Gua Hati Spiritual (Hridaya)


Hati sebagai objek dan Subjek Meditasi

Dalam objek meditasi bukanlah sensasi tubuh, perasaan, atau pikiran seperti cara meditasi sederhana lainnya, melainkan Hati Spiritual, Atman, Diri Ilahi.
Namun, saat meditasi semakin dalam, Hati Spiritual akan berhenti menjadi sekadar objek meditasi. Kita akan menjadi sadar bahwa itu juga Subjek, kesadaran saksi, Diri yang sangat mendalam dan intim, sumber dari proses meditasi kita. Jadi kita akan mengerti bahwa Hati Spiritual lebih dari sekadar objek konsentrasi atau meditasi.
Ini akan membantu kita untuk mengetahui secara langsung pendekatan lain untuk meditasi dan spiritualitas.
Hati pada saat yang sama akan menjadi sumber perhatian (yang mengetahui), instrumen pengetahuan, dan objek pengetahuan. Meditasi semacam ini adalah proses yang dimulai dari Hati dan kembali ke Hati.

Secara umum, aktivitas pikiran diatur oleh intensionalitas dan secara implisit adalah gerakan yang diatur oleh ego; itu adalah kegiatan yang ingin mengambil informasi dan “menaklukkan,” untuk tetap mengendalikan objek kegiatan dan proses mengetahui diri sendiri. Ketika kita menarik indra (pratyahara) dan memusatkan diri kita di area dada, mencari aspek terdalam diri kita, kita mulai mencari interior melalui eksterior.
Dengan cara ini, kita beralih dari sikap menaklukkan yang biasa dari pikiran ke disposisi yang reseptif dan kontemplatif. Ini adalah semacam penyerahan, yang menyiratkan kejernihan, kebijaksanaan, kewaspadaan.
Di sana kita masih dapat berbicara tentang suatu tindakan, tetapi sifatnya sangat berbeda. Ini lebih seperti pancaran kehadiran murni, bukan tindakan ego.
Dualitas terakhir yang ada dalam meditasi: kekosongan dalam pikiran dan keluhuran keutuhan dalam Hati.

Membangun persepsi organ halus

Dalam fase ini, perhatian tidak hanya berasal dari pikiran. Ini menjadi perhatian organ kognitif superior sui generis. Ini adalah organ pengetahuan non-menengah, jnana, yang membawa intuisi intim tentang siapa kita sebenarnya. Organ pengetahuan baru ini dibentuk melalui identitas fungsional antara atribut pikiran dan atribut Jantung.

Perhatian pikiran lebih menyiratkan suatu sikap menunggu, suatu orientasi menuju keadaan di luar pikiran rasional, wilayah kedamaian, kesucian.
Akibatnya, premis keadaan penyerahan diciptakan oleh perhatian aktif yang superior di mana Hati Spiritual, seperti yang telah sebutkan, pada saat yang sama sumber pengetahuan (Yang Tahu), sarana perhatian (organ halus ini) Pengetahuan Spiritual, dan target perhatian kita (objek perhatian).

Jadi kita dapat berbicara tentang perhatian yang berasal dari Hati dan berakhir di Hati. Tetapi dalam perjalanan ini dari Hati individual kita ke Hati Tuhan, dalam Pengetahuan ini, jnana, kita menyadari bahwa semuanya tercakup, seluruh Ciptaan, Brahman, Yang Mutlak itu sendiri.

Oleh karena itu, Pengetahuan sejati, jnana, berada di dalam Hati, di inti dari keberadaan kita.
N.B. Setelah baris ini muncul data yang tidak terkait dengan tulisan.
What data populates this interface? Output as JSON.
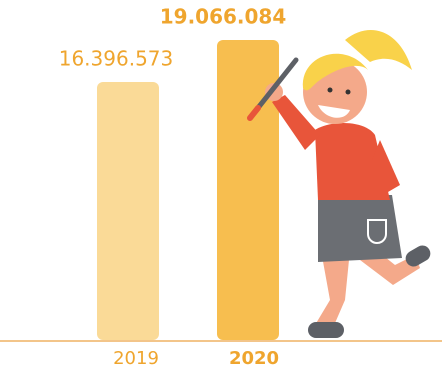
{
  "chart_data": {
    "type": "bar",
    "categories": [
      "2019",
      "2020"
    ],
    "values": [
      16396573,
      19066084
    ],
    "value_labels": [
      "16.396.573",
      "19.066.084"
    ],
    "colors": [
      "#f9d68c",
      "#f6b73c"
    ]
  }
}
Pengungkapan Hati Spiritual menuntun kebijaksanaan ini untuk sepenuhnya menembus keberadaan kita dan karenanya menerangi kita dengan kecerahannya.

“Orang yang bodoh berpikir bahwa Diri dapat diketahui oleh intelek, tetapi orang yang tercerahkan tahu bahwa ia berada di luar dualitas dari yang mengetahui dan yang dikenal.”  – Kena Upanishad

Cara terbaik untuk menjaga kesadaran Hati Spiritual adalah dengan mencintai. Itulah sebabnya jnana, pengetahuan langsung, sangat terkait dengan bhakti, yang berarti cinta, pengabdian, semangat, semangat, kegembiraan, semangat, semangat, pemujaan, ekstasi.

“Tuhan lahir di dalam Hati dan Hati lahir di dalam Tuhan,”  Visi ini membuat kita mengerti bahwa tidak ada yang bisa dicari di interior atau eksterior. Tuhan sudah ada di sana.

Kebahagiaan keberadaan murni, Sat, memperluas jiwa dan pemahaman. Realitas Ilahi mengungkap misteri kesadaran cinta.